Some warn, however, that the path forward may be compromised by inflated expectations and a sense among some African-Americans that, with the ascendancy of Obama to the nation's highest elected office, their dreams are fulfilled. Others insist that racial inequities spawned by past injustice remain and, in fact, need to be addressed even more urgently in this time of economic turmoil.
"Tough times for America often means tougher times for African-Americans," Obama told a conference on the State of the Black Union late last month. "This recession has been no exception."
The unemployment rate among African-Americans is five percentage points higher than the national average, statistics show. In Selma, which is 70 percent black, one-quarter of families live below the poverty line, compared with 9 percent nationally.
US Rep. Artur Davis (D) of Alabama, whose district includes Selma, said the events in and around the city 44 years ago, which began on "Bloody Sunday" and culminated two weeks later in a four-day voting rights march from Selma to Montgomery, helped make Obama's successful run for the White House a reality. The march, led by Martin Luther King Jr., spurred Congress into passing the landmark Voting Rights Act of 1965, signed into law by President Lyndon Johnson five months later.
Representative Davis says that, as for inflated expectations, the African-American community simply wants Obama to "serve well and be a good president." The Obama presidency, he says, is also about healing past wounds and moving on.

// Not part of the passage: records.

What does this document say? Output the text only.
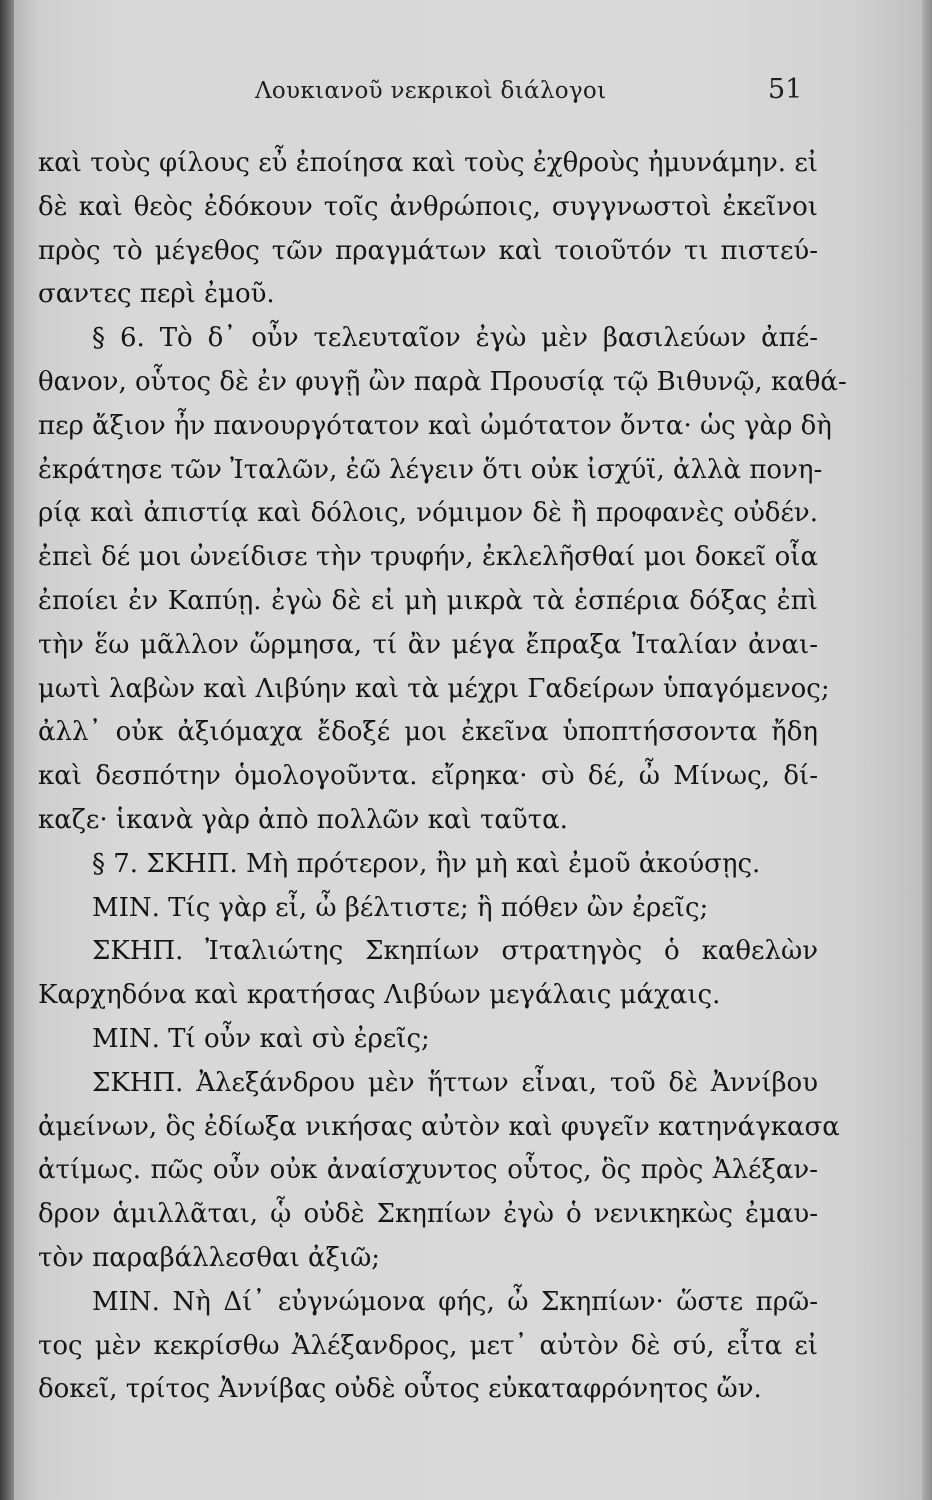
Λουκιανοῦ νεκρικοὶ διάλογοι	51
καὶ τοὺς φίλους εὖ ἐποίησα καὶ τοὺς ἐχθροὺς ἠμυνάμην. εἰ
δὲ καὶ θεὸς ἐδόκουν τοῖς ἀνθρώποις, συγγνωστοὶ ἐκεῖνοι
πρὸς τὸ μέγεθος τῶν πραγμάτων καὶ τοιοῦτόν τι πιστεύ-
σαντες περὶ ἐμοῦ.
§ 6. Τὸ δ᾽ οὖν τελευταῖον ἐγὼ μὲν βασιλεύων ἀπέ-
θανον, οὗτος δὲ ἐν φυγῇ ὢν παρὰ Προυσίᾳ τῷ Βιθυνῷ, καθά-
περ ἄξιον ἦν πανουργότατον καὶ ὠμότατον ὄντα· ὡς γὰρ δὴ
ἐκράτησε τῶν Ἰταλῶν, ἐῶ λέγειν ὅτι οὐκ ἰσχύϊ, ἀλλὰ πονη-
ρίᾳ καὶ ἀπιστίᾳ καὶ δόλοις, νόμιμον δὲ ἢ προφανὲς οὐδέν.
ἐπεὶ δέ μοι ὠνείδισε τὴν τρυφήν, ἐκλελῆσθαί μοι δοκεῖ οἷα
ἐποίει ἐν Καπύῃ. ἐγὼ δὲ εἰ μὴ μικρὰ τὰ ἑσπέρια δόξας ἐπὶ
τὴν ἕω μᾶλλον ὥρμησα, τί ἂν μέγα ἔπραξα Ἰταλίαν ἀναι-
μωτὶ λαβὼν καὶ Λιβύην καὶ τὰ μέχρι Γαδείρων ὑπαγόμενος;
ἀλλ᾽ οὐκ ἀξιόμαχα ἔδοξέ μοι ἐκεῖνα ὑποπτήσσοντα ἤδη
καὶ δεσπότην ὁμολογοῦντα. εἴρηκα· σὺ δέ, ὦ Μίνως, δί-
καζε· ἱκανὰ γὰρ ἀπὸ πολλῶν καὶ ταῦτα.
§ 7. ΣΚΗΠ. Μὴ πρότερον, ἢν μὴ καὶ ἐμοῦ ἀκούσῃς.
ΜΙΝ. Τίς γὰρ εἶ, ὦ βέλτιστε; ἢ πόθεν ὢν ἐρεῖς;
ΣΚΗΠ. Ἰταλιώτης Σκηπίων στρατηγὸς ὁ καθελὼν
Καρχηδόνα καὶ κρατήσας Λιβύων μεγάλαις μάχαις.
ΜΙΝ. Τί οὖν καὶ σὺ ἐρεῖς;
ΣΚΗΠ. Ἀλεξάνδρου μὲν ἥττων εἶναι, τοῦ δὲ Ἀννίβου
ἀμείνων, ὃς ἐδίωξα νικήσας αὐτὸν καὶ φυγεῖν κατηνάγκασα
ἀτίμως. πῶς οὖν οὐκ ἀναίσχυντος οὗτος, ὃς πρὸς Ἀλέξαν-
δρον ἁμιλλᾶται, ᾧ οὐδὲ Σκηπίων ἐγὼ ὁ νενικηκὼς ἐμαυ-
τὸν παραβάλλεσθαι ἀξιῶ;
ΜΙΝ. Νὴ Δί᾽ εὐγνώμονα φής, ὦ Σκηπίων· ὥστε πρῶ-
τος μὲν κεκρίσθω Ἀλέξανδρος, μετ᾽ αὐτὸν δὲ σύ, εἶτα εἰ
δοκεῖ, τρίτος Ἀννίβας οὐδὲ οὗτος εὐκαταφρόνητος ὤν.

There were signs of both this weekend. At Selma's Brown Chapel AME, the person who introduced Attorney General Eric Holder Jr. was Peggy Wallace Kennedy, daughter of the segregationist Alabama governor of the 1960s, George Wallace Jr.
Her "words and life," Davis said, referring to her opposition to racial injustice and support for Obama as president, "have reflected what I have long believed: The true story of the civil rights movement is one of Americans working our way toward a sense of shared citizenship."
Also in Selma this weekend, Rep. John Lewis (D) of Georgia, who was beaten to within an inch of his life at the Edmund Pettus Bridge back in March 1965, said Obama's election has elevated the aspirations of African-Americans. But for him, Obama's victory is not the end. "It is a significant step down a very long road toward the creation of a beloved community," he said.
An activist in 1960s and beyond, Representative Lewis was attacked dozens of times by white supremacists. But no one had apologized for the acts of hatred or expressed regret – until now.
Attempting to enter the "whites only" section of the bus station in Rock Hill, S.C., in 1961, Lewis was beaten by a gang of white youths that included 25-year-old Elwin Wilson. Mr. Wilson, now 72 and still living in Rock Hill, has lately apologized to Lewis in an act of contrition motivated, he says, by Obama's election.
"That apology after all these years says something about the power of grace," Lewis said in Birmingham, on his way to Selma. "It says something about reconciliation, and it says something about forgiveness."